(AP) HINGHAM, Mass. - Clothing retailer The Talbots Inc. (TLB) said Monday that it has received a sweetened buyout offer from private equity firm Sycamore Partners that values the company at about $211 million.
Sycamore, which is already Talbot's largest shareholder with a 9.4 percent stake, is offering $3.05 per share for the company. That's a 9 percent premium from the stock's closing price on Friday.
The retailer based in Hingham, Mass., had rejected a $3 per share takeover offer from Sycamore last December, saying it undervalued the company.
Talbots said Monday its board is evaluating the latest proposal and other strategic alternatives.
Talbots had 69.2 million shares outstanding as of Jan. 28, according to a filing with the Securities and Exchange Commission.
The women's clothing company has struggled for some time, posting annual losses in four of the past five years.
For the fourth quarter ended Jan. 28, Talbots reported last month that it had a net loss of $53.3 million, or 77 cents per share. That compares with a loss of $2.8 million, or 4 cents per share, a year ago. Excluding restructuring and impairment charges and other items, the company's adjusted loss from continuing operations was 52 cents per share.

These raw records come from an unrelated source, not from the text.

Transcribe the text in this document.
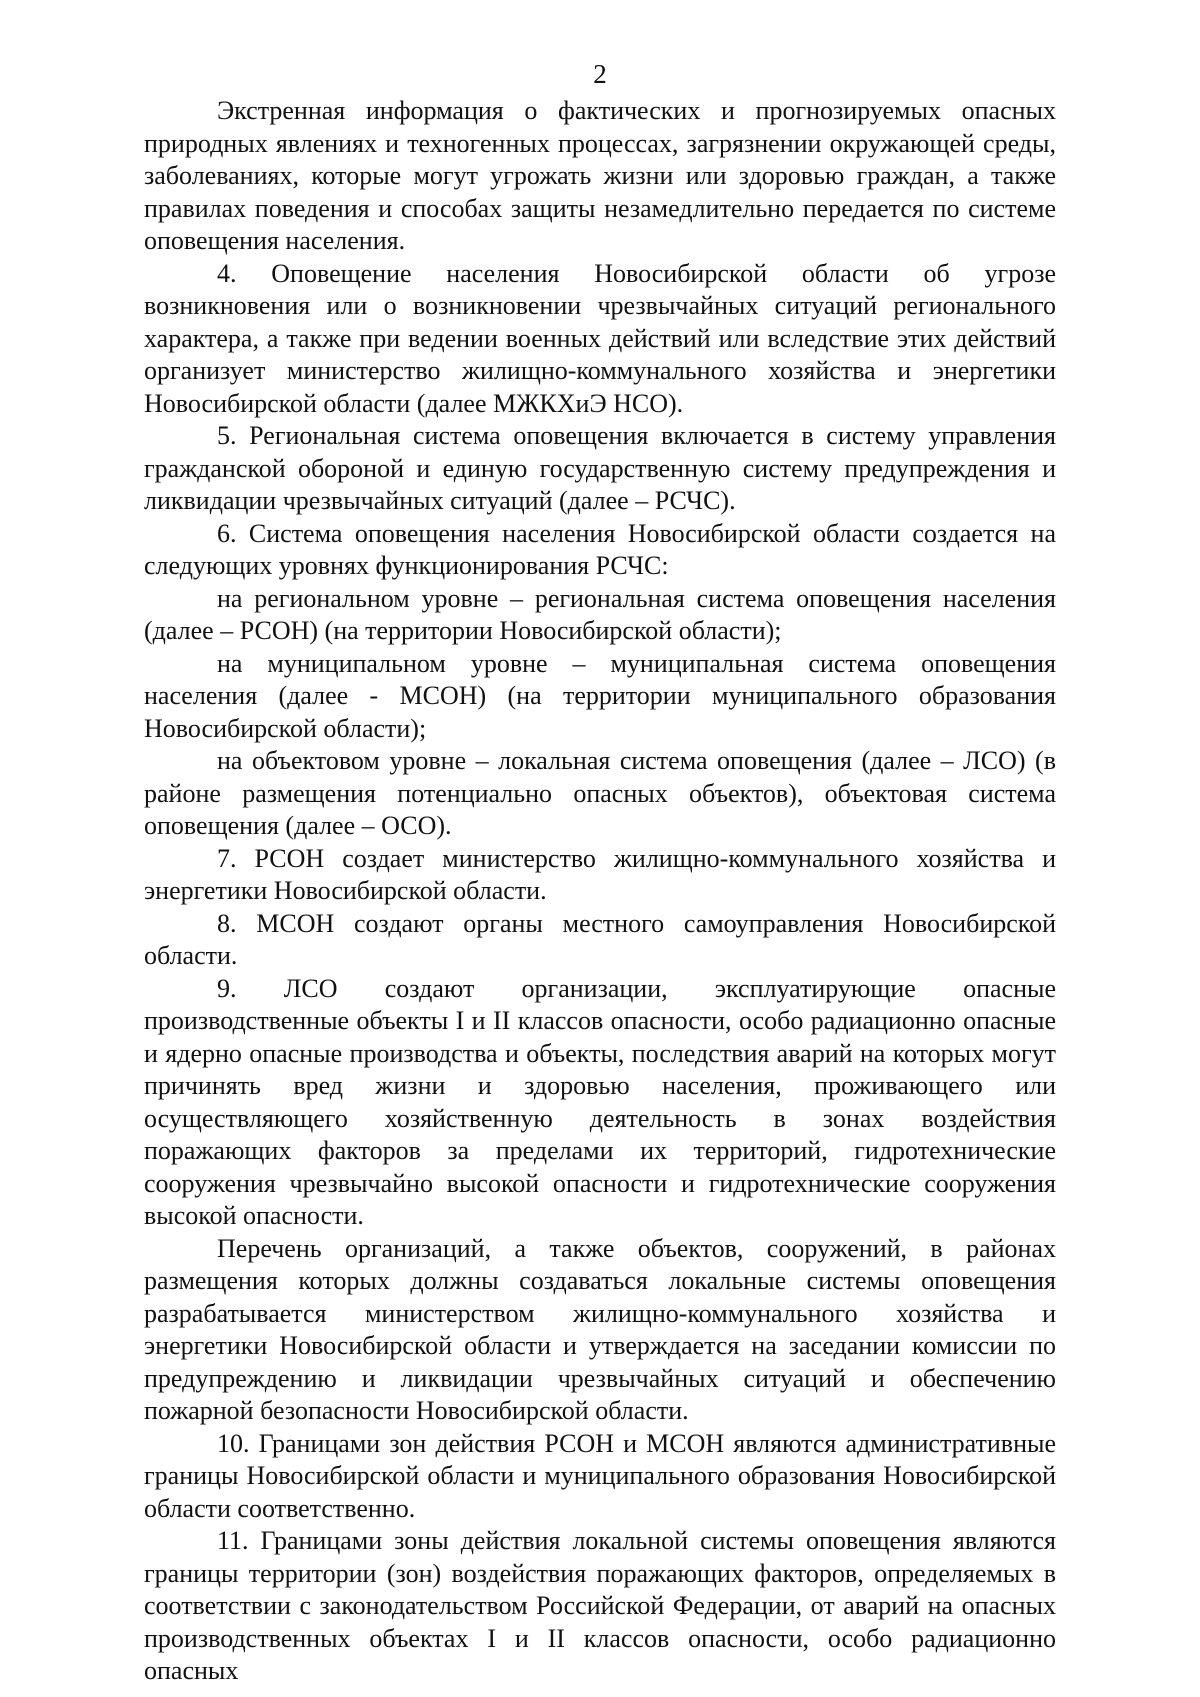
2

Экстренная информация о фактических и прогнозируемых опасных природных явлениях и техногенных процессах, загрязнении окружающей среды, заболеваниях, которые могут угрожать жизни или здоровью граждан, а также правилах поведения и способах защиты незамедлительно передается по системе оповещения населения.

4. Оповещение населения Новосибирской области об угрозе возникновения или о возникновении чрезвычайных ситуаций регионального характера, а также при ведении военных действий или вследствие этих действий организует министерство жилищно-коммунального хозяйства и энергетики Новосибирской области (далее МЖКХиЭ НСО).

5. Региональная система оповещения включается в систему управления гражданской обороной и единую государственную систему предупреждения и ликвидации чрезвычайных ситуаций (далее – РСЧС).

6. Система оповещения населения Новосибирской области создается на следующих уровнях функционирования РСЧС:

на региональном уровне – региональная система оповещения населения (далее – РСОН) (на территории Новосибирской области);

на муниципальном уровне – муниципальная система оповещения населения (далее - МСОН) (на территории муниципального образования Новосибирской области);

на объектовом уровне – локальная система оповещения (далее – ЛСО) (в районе размещения потенциально опасных объектов), объектовая система оповещения (далее – ОСО).

7. РСОН создает министерство жилищно-коммунального хозяйства и энергетики Новосибирской области.

8. МСОН создают органы местного самоуправления Новосибирской области.

9. ЛСО создают организации, эксплуатирующие опасные производственные объекты I и II классов опасности, особо радиационно опасные и ядерно опасные производства и объекты, последствия аварий на которых могут причинять вред жизни и здоровью населения, проживающего или осуществляющего хозяйственную деятельность в зонах воздействия поражающих факторов за пределами их территорий, гидротехнические сооружения чрезвычайно высокой опасности и гидротехнические сооружения высокой опасности.

Перечень организаций, а также объектов, сооружений, в районах размещения которых должны создаваться локальные системы оповещения разрабатывается министерством жилищно-коммунального хозяйства и энергетики Новосибирской области и утверждается на заседании комиссии по предупреждению и ликвидации чрезвычайных ситуаций и обеспечению пожарной безопасности Новосибирской области.

10. Границами зон действия РСОН и МСОН являются административные границы Новосибирской области и муниципального образования Новосибирской области соответственно.

11. Границами зоны действия локальной системы оповещения являются границы территории (зон) воздействия поражающих факторов, определяемых в соответствии с законодательством Российской Федерации, от аварий на опасных производственных объектах I и II классов опасности, особо радиационно опасных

Revenue dipped 1 percent to $289.4 million.
For the year, Talbots lost $111.9 million, or $1.62 per share. Annual revenue dropped 6 percent to $1.14 billion from $1.21 billion. Revenue at stores open at least a year dropped 5 percent. The gauge is considered a key indicator of a retailer's health because it excludes the volatility from stores recently opened or closed.
To reverse its fortunes, Talbots laid out plan to cut jobs, close stores, trim employees' hours, suspend national advertising and TV campaigns and reduce inventory.

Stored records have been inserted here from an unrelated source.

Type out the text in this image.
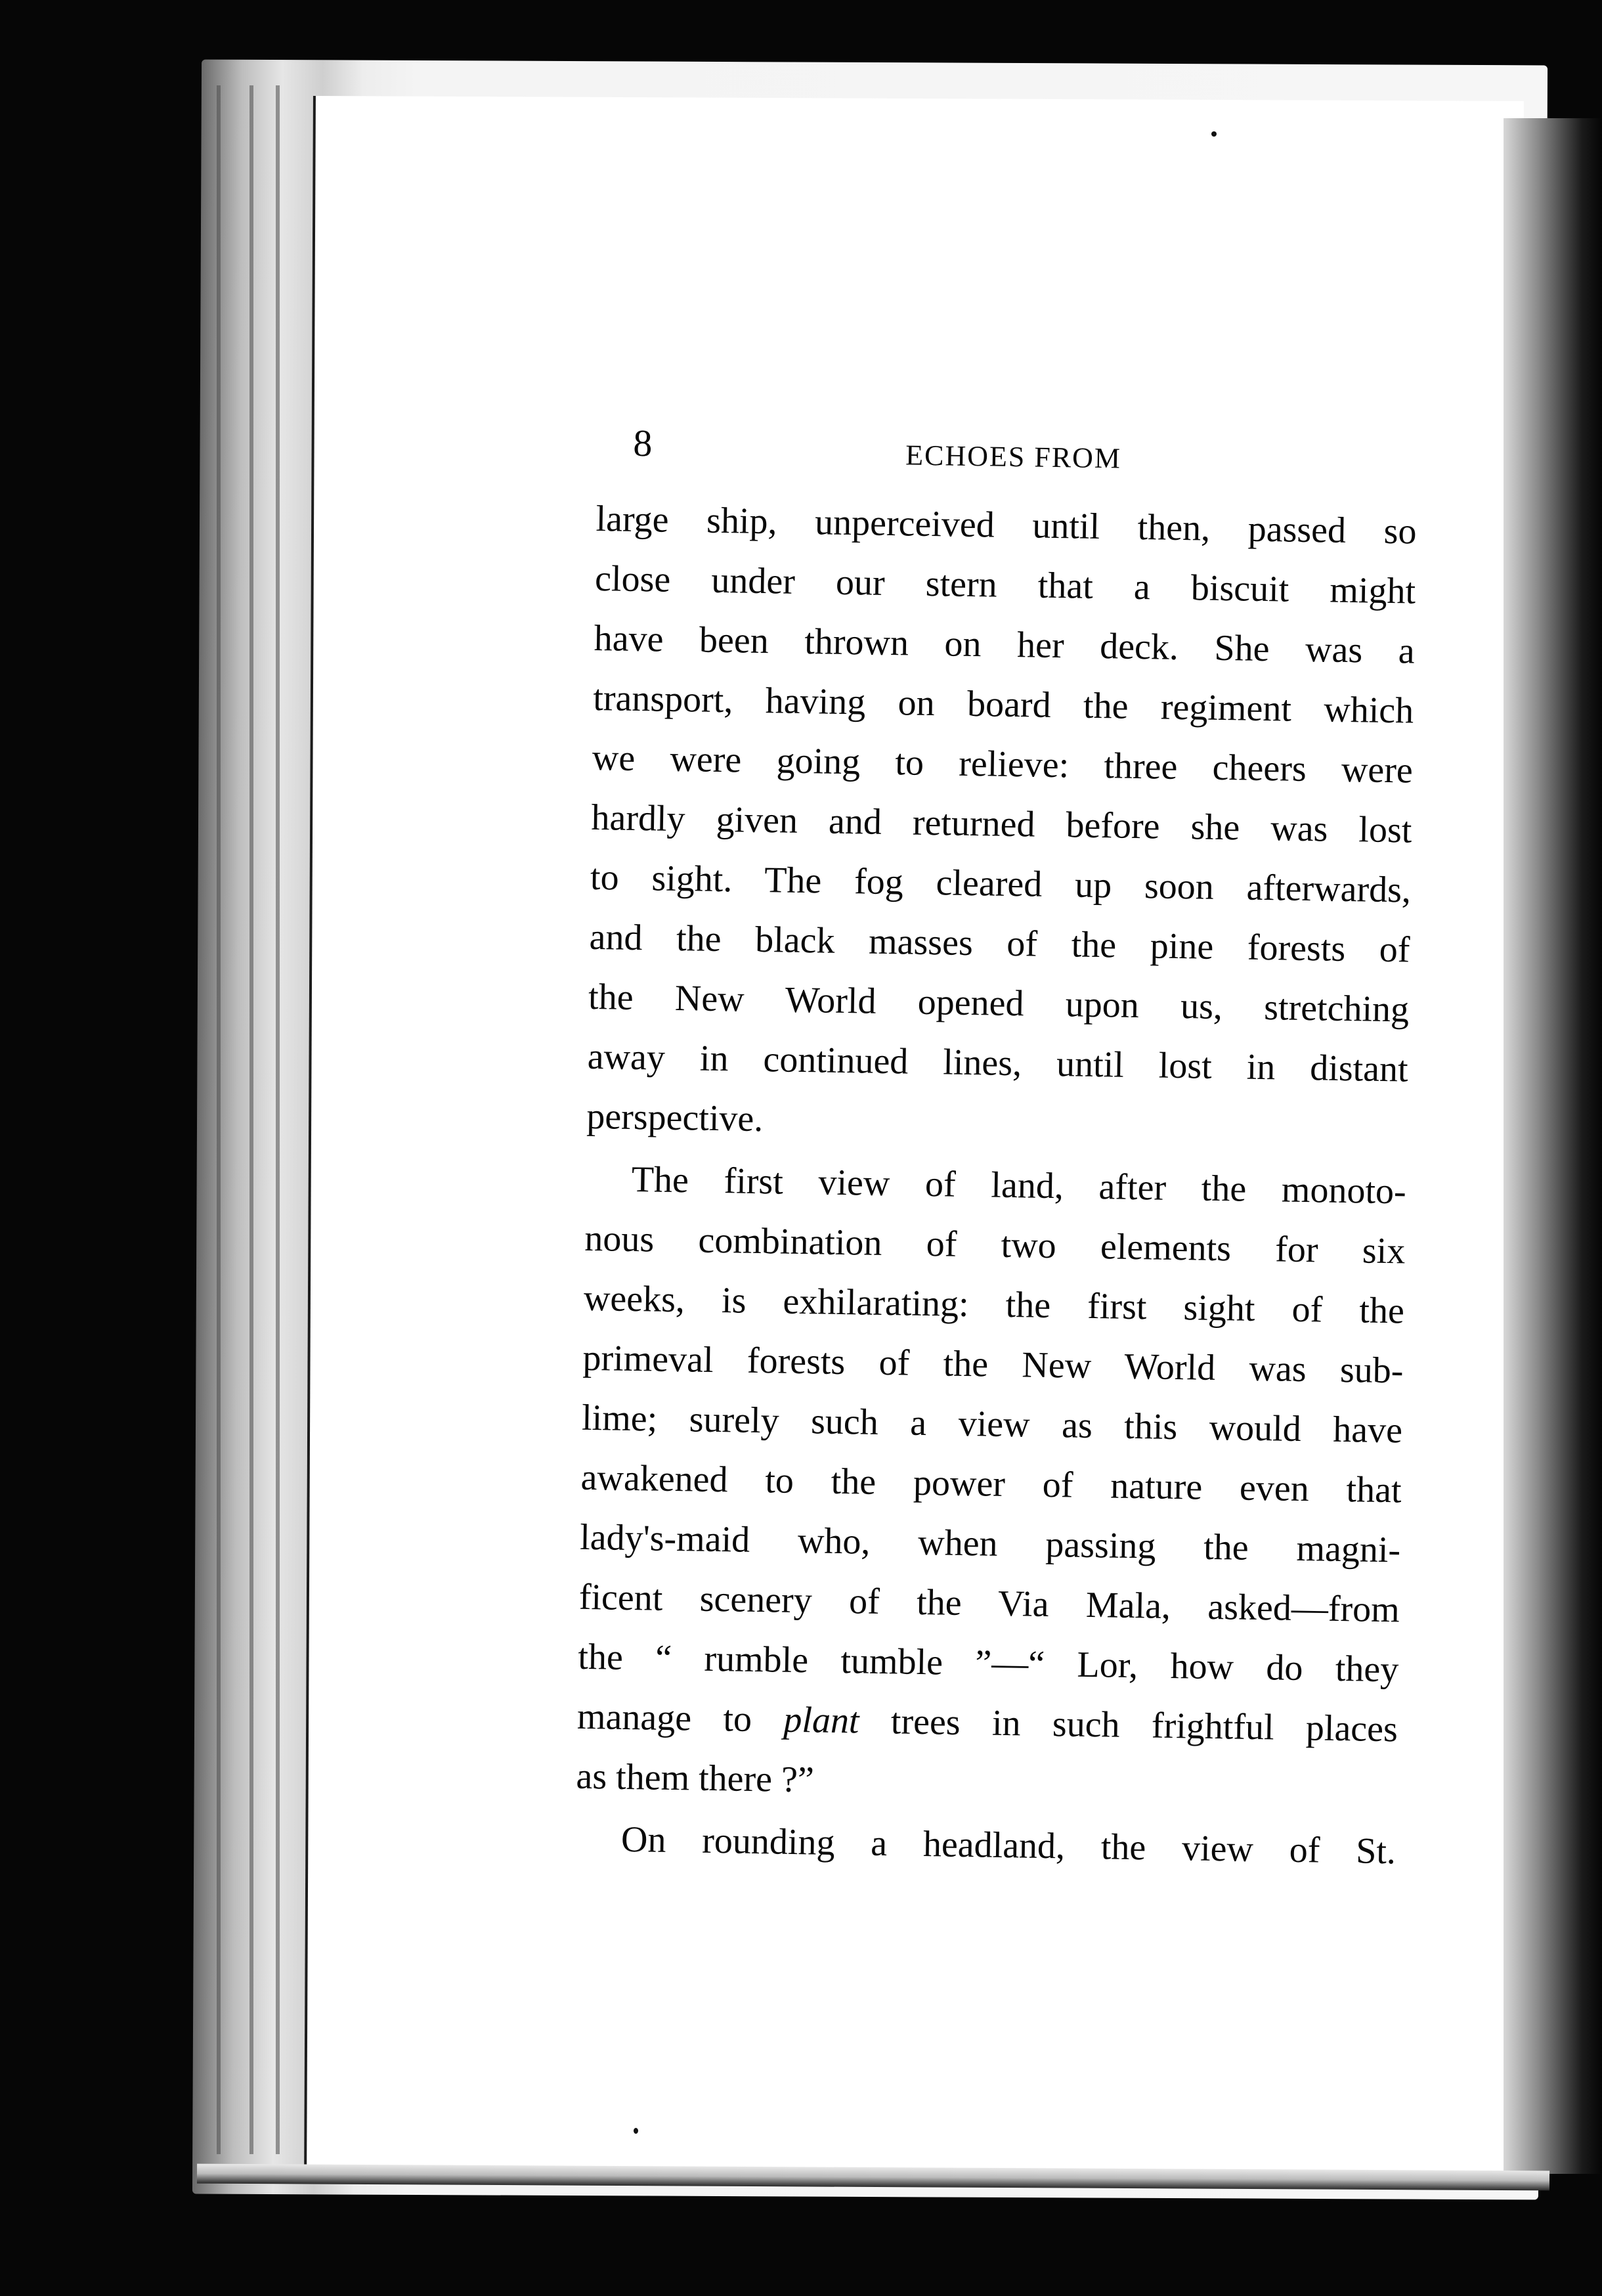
8	ECHOES FROM
large ship, unperceived until then, passed so
close under our stern that a biscuit might
have been thrown on her deck. She was a
transport, having on board the regiment which
we were going to relieve: three cheers were
hardly given and returned before she was lost
to sight. The fog cleared up soon afterwards,
and the black masses of the pine forests of
the New World opened upon us, stretching
away in continued lines, until lost in distant
perspective.
The first view of land, after the monoto-
nous combination of two elements for six
weeks, is exhilarating: the first sight of the
primeval forests of the New World was sub-
lime; surely such a view as this would have
awakened to the power of nature even that
lady's-maid who, when passing the magni-
ficent scenery of the Via Mala, asked—from
the “ rumble tumble ”—“ Lor, how do they
manage to plant trees in such frightful places
as them there ?”
On rounding a headland, the view of St.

It closed 47 locations under its plan during the fourth quarter. It said last month that it plans to close about 110 locations in total, which includes the consolidation of 15 to 20 locations through fiscal 2013.

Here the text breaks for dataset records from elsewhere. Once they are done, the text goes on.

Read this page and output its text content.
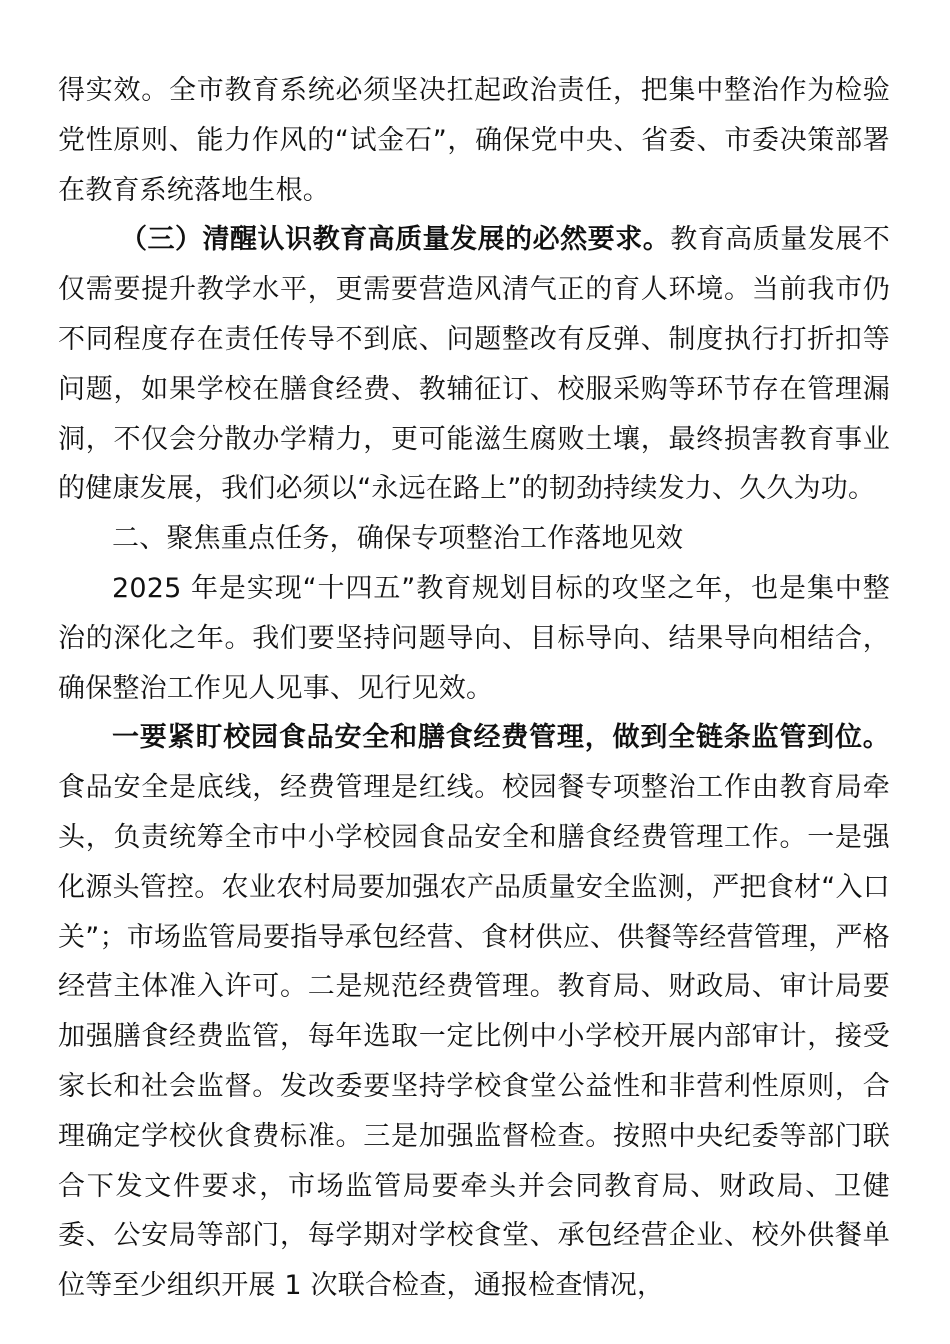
得实效。全市教育系统必须坚决扛起政治责任，把集中整治作为检验党性原则、能力作风的“试金石”，确保党中央、省委、市委决策部署在教育系统落地生根。

（三）清醒认识教育高质量发展的必然要求。教育高质量发展不仅需要提升教学水平，更需要营造风清气正的育人环境。当前我市仍不同程度存在责任传导不到底、问题整改有反弹、制度执行打折扣等问题，如果学校在膳食经费、教辅征订、校服采购等环节存在管理漏洞，不仅会分散办学精力，更可能滋生腐败土壤，最终损害教育事业的健康发展，我们必须以“永远在路上”的韧劲持续发力、久久为功。

二、聚焦重点任务，确保专项整治工作落地见效

2025 年是实现“十四五”教育规划目标的攻坚之年，也是集中整治的深化之年。我们要坚持问题导向、目标导向、结果导向相结合，确保整治工作见人见事、见行见效。

一要紧盯校园食品安全和膳食经费管理，做到全链条监管到位。食品安全是底线，经费管理是红线。校园餐专项整治工作由教育局牵头，负责统筹全市中小学校园食品安全和膳食经费管理工作。一是强化源头管控。农业农村局要加强农产品质量安全监测，严把食材“入口关”；市场监管局要指导承包经营、食材供应、供餐等经营管理，严格经营主体准入许可。二是规范经费管理。教育局、财政局、审计局要加强膳食经费监管，每年选取一定比例中小学校开展内部审计，接受家长和社会监督。发改委要坚持学校食堂公益性和非营利性原则，合理确定学校伙食费标准。三是加强监督检查。按照中央纪委等部门联合下发文件要求，市场监管局要牵头并会同教育局、财政局、卫健委、公安局等部门，每学期对学校食堂、承包经营企业、校外供餐单位等至少组织开展 1 次联合检查，通报检查情况，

As of the end of the fourth quarter, it operated 517 Talbots stores in 46 states and Canada.
The company also said last month that it's continuing with its search for a new president and CEO. Current President and CEO Trudy Sullivan plans to retire as soon as a successor is named.
Its shares slipped 14 cents to $2.64 per share - below the latest offer. They traded as low as $1.46 in December.